O personagem de Rodger Rogério, impecável em sua caracterização, acrescenta novas camadas a esse estudo de masculinidades. O pistoleiro idoso, que leva nas costas uma marca de gado, sofre por perceber a diminuição de suas capacidades em razão do avanço da idade e das consequências do descuido de uma vida. Ele mostra seu bíceps sem vigor para Totó, recorda quando era chamado para sempre realizar o trabalho mais pesado nas fazendas que trabalhou, sente saudades de seu passado, do respeito que tinha perante seus companheiros. Quando ele erra o alvo, sua frustração é perceptível pelo semblante cada vez mais cansado que o ator entrega, e ainda, por sua insistência em atirar a esmo, como que em treinamento. Diferentemente dos demais homens, ele não sofre por um amor abandonado, pois jamais relacionou-se com mulher alguma.

A busca cíclica pela violência de homens uns contra os outros soa como uma necessidade de autoafirmação de masculinidades ameaçadas.
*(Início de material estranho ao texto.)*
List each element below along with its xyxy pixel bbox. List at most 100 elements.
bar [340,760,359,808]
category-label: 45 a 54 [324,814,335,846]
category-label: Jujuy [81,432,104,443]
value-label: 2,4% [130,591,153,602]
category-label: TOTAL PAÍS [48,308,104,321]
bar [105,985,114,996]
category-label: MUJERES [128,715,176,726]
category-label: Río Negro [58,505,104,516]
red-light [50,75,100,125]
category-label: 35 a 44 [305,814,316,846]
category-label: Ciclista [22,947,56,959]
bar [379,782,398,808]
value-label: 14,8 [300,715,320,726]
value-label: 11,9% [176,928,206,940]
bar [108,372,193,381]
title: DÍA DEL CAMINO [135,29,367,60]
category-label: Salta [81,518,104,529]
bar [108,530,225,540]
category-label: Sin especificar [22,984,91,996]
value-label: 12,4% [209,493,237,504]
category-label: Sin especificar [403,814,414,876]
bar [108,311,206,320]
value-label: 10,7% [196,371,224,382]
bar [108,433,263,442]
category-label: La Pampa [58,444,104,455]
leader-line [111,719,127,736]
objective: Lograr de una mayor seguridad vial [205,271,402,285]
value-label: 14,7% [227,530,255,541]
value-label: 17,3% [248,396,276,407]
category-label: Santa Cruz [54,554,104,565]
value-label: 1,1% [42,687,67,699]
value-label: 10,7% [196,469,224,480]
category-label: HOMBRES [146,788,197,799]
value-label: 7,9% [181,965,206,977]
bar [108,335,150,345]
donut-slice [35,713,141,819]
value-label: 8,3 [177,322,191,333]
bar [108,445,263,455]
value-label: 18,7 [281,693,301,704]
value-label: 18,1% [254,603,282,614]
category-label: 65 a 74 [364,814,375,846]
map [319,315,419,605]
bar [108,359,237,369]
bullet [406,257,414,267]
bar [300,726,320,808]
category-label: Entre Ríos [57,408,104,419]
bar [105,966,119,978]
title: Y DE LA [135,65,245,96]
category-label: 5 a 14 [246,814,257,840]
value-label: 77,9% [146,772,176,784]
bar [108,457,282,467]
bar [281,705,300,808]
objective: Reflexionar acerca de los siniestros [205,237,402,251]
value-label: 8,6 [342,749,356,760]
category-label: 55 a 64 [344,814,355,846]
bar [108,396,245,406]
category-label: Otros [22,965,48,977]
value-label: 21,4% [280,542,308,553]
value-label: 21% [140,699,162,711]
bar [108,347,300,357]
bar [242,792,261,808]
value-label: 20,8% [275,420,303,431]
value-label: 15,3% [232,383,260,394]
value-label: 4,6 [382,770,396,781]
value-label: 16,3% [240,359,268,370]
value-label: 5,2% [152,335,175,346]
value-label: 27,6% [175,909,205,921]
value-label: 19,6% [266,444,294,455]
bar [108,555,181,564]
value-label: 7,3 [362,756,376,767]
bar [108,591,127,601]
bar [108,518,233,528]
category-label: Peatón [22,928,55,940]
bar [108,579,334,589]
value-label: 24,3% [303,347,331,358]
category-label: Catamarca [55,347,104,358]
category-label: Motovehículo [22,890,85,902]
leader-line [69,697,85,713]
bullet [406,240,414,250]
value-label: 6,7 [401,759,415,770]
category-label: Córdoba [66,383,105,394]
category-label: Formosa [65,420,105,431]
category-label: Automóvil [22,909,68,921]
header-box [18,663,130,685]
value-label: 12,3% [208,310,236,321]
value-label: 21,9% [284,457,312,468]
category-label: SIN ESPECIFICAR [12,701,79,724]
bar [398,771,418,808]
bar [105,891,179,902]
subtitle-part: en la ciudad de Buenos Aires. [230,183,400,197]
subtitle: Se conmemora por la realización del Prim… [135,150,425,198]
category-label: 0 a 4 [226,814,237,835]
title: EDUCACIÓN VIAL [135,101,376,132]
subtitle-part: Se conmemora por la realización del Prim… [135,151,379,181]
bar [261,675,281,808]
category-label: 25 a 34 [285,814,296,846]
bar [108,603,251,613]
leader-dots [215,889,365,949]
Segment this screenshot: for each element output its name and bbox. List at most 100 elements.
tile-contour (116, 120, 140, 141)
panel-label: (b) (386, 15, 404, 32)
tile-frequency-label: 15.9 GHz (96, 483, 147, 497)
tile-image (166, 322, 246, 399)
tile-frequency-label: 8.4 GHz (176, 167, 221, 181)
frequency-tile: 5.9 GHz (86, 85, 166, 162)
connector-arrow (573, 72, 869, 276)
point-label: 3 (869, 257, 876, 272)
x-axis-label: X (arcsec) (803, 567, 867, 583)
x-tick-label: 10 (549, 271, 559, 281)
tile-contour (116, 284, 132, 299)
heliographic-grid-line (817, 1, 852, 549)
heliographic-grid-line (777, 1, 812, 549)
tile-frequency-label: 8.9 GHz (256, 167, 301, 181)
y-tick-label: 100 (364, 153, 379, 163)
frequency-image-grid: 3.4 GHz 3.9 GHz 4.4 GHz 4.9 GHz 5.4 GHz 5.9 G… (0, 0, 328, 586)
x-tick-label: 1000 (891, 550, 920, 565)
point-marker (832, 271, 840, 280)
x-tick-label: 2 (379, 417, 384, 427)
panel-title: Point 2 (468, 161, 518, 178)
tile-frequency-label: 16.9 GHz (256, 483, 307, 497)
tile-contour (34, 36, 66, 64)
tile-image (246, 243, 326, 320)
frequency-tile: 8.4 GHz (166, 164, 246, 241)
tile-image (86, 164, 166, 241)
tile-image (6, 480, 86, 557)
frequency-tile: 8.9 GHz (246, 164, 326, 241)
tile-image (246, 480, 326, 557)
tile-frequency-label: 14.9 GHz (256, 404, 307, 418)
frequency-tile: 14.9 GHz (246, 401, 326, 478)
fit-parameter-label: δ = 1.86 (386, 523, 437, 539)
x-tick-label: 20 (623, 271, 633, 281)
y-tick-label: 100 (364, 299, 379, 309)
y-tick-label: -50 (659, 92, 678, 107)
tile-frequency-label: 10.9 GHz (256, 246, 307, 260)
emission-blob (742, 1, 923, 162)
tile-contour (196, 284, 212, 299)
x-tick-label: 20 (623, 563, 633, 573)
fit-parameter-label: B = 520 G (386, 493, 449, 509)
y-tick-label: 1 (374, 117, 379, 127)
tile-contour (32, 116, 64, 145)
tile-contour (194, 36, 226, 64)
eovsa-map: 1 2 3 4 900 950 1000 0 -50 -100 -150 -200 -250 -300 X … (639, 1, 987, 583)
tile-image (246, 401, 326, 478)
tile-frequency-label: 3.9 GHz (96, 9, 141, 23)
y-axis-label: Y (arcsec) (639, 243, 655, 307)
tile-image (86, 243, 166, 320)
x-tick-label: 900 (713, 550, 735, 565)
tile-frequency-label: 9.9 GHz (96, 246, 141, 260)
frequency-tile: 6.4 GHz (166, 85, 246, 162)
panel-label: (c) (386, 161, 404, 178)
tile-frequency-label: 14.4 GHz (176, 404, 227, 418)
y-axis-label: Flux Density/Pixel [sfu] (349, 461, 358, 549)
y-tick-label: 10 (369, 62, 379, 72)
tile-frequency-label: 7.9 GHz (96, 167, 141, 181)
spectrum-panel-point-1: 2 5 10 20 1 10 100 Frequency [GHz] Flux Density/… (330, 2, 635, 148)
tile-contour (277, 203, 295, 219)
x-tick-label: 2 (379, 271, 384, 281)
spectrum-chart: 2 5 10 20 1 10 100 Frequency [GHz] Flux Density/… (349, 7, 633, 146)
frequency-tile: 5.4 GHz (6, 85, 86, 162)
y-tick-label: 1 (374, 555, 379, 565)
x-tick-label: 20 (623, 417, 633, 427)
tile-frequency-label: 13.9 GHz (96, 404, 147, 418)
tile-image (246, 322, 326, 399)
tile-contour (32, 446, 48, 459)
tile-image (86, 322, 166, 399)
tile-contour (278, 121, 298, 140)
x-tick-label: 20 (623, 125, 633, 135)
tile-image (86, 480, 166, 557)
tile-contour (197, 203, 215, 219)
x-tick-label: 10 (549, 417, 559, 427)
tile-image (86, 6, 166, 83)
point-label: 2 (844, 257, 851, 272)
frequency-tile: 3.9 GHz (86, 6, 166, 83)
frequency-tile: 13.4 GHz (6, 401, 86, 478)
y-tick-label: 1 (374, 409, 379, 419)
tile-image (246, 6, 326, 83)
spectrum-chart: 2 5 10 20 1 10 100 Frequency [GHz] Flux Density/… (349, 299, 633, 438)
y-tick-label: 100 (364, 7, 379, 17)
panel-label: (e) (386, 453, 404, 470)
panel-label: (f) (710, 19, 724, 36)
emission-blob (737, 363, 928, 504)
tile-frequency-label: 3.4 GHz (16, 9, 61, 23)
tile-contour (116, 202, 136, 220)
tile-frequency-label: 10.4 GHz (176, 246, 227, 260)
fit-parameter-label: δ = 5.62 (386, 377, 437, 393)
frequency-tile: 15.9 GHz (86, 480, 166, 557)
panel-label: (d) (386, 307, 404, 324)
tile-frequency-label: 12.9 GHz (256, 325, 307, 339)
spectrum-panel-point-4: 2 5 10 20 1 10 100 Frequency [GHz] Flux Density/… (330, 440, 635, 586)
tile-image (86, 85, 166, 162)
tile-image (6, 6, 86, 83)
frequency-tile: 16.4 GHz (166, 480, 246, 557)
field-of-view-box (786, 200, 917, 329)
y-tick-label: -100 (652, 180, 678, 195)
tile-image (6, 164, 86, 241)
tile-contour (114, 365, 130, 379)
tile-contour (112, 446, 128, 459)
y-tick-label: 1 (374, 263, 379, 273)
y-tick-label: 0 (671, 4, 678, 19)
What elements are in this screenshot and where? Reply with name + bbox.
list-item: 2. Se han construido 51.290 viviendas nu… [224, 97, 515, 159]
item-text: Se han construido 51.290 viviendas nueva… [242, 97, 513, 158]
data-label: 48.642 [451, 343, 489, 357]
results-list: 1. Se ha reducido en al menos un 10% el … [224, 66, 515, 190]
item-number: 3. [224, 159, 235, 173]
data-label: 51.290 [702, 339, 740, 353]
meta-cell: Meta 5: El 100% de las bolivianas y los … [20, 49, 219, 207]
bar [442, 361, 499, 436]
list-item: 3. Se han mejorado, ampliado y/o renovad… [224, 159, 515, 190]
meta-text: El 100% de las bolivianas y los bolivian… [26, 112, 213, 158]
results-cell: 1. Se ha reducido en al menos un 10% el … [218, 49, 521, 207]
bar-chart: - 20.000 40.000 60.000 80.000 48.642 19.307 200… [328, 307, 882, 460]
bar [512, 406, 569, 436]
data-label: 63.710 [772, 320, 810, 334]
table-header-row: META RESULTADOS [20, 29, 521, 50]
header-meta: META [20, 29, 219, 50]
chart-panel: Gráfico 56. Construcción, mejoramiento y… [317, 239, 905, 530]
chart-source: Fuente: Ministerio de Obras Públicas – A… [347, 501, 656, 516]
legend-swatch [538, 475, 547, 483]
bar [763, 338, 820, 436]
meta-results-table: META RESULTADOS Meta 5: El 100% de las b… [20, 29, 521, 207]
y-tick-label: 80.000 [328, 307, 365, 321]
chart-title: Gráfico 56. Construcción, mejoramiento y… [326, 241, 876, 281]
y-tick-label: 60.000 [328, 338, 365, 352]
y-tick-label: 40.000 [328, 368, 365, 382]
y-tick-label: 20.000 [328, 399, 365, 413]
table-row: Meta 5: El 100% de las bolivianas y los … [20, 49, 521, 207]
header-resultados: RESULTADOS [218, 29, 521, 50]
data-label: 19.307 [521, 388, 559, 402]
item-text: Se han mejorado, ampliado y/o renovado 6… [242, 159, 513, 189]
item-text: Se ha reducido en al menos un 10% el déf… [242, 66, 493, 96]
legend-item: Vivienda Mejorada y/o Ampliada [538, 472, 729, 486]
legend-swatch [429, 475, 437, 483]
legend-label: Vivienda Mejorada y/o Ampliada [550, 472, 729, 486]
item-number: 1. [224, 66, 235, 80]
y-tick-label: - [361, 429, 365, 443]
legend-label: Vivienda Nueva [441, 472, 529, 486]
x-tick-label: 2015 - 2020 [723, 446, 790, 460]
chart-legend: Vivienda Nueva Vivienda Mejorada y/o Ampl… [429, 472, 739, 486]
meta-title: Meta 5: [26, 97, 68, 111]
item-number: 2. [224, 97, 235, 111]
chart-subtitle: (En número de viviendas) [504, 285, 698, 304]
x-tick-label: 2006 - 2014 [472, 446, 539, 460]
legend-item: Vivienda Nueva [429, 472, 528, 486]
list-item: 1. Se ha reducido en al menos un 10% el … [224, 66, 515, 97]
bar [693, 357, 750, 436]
Para eles, o amor (ou o que eles chamam de amor) e a morte são indissociáveis. Enquanto sentimentos continuam sendo internalizados, o ciclo de matança não tem fim, e via de consequência, a amargura e a frustração também não. Resta, nessa constante, o bar, a cachaça e as canções bregas de amor sofrido de Nelson Ned, elementos que, unidos, são trégua e parecem permitir a proximidade, ainda que momentânea, desses seres estudados em Oeste Outra Vez.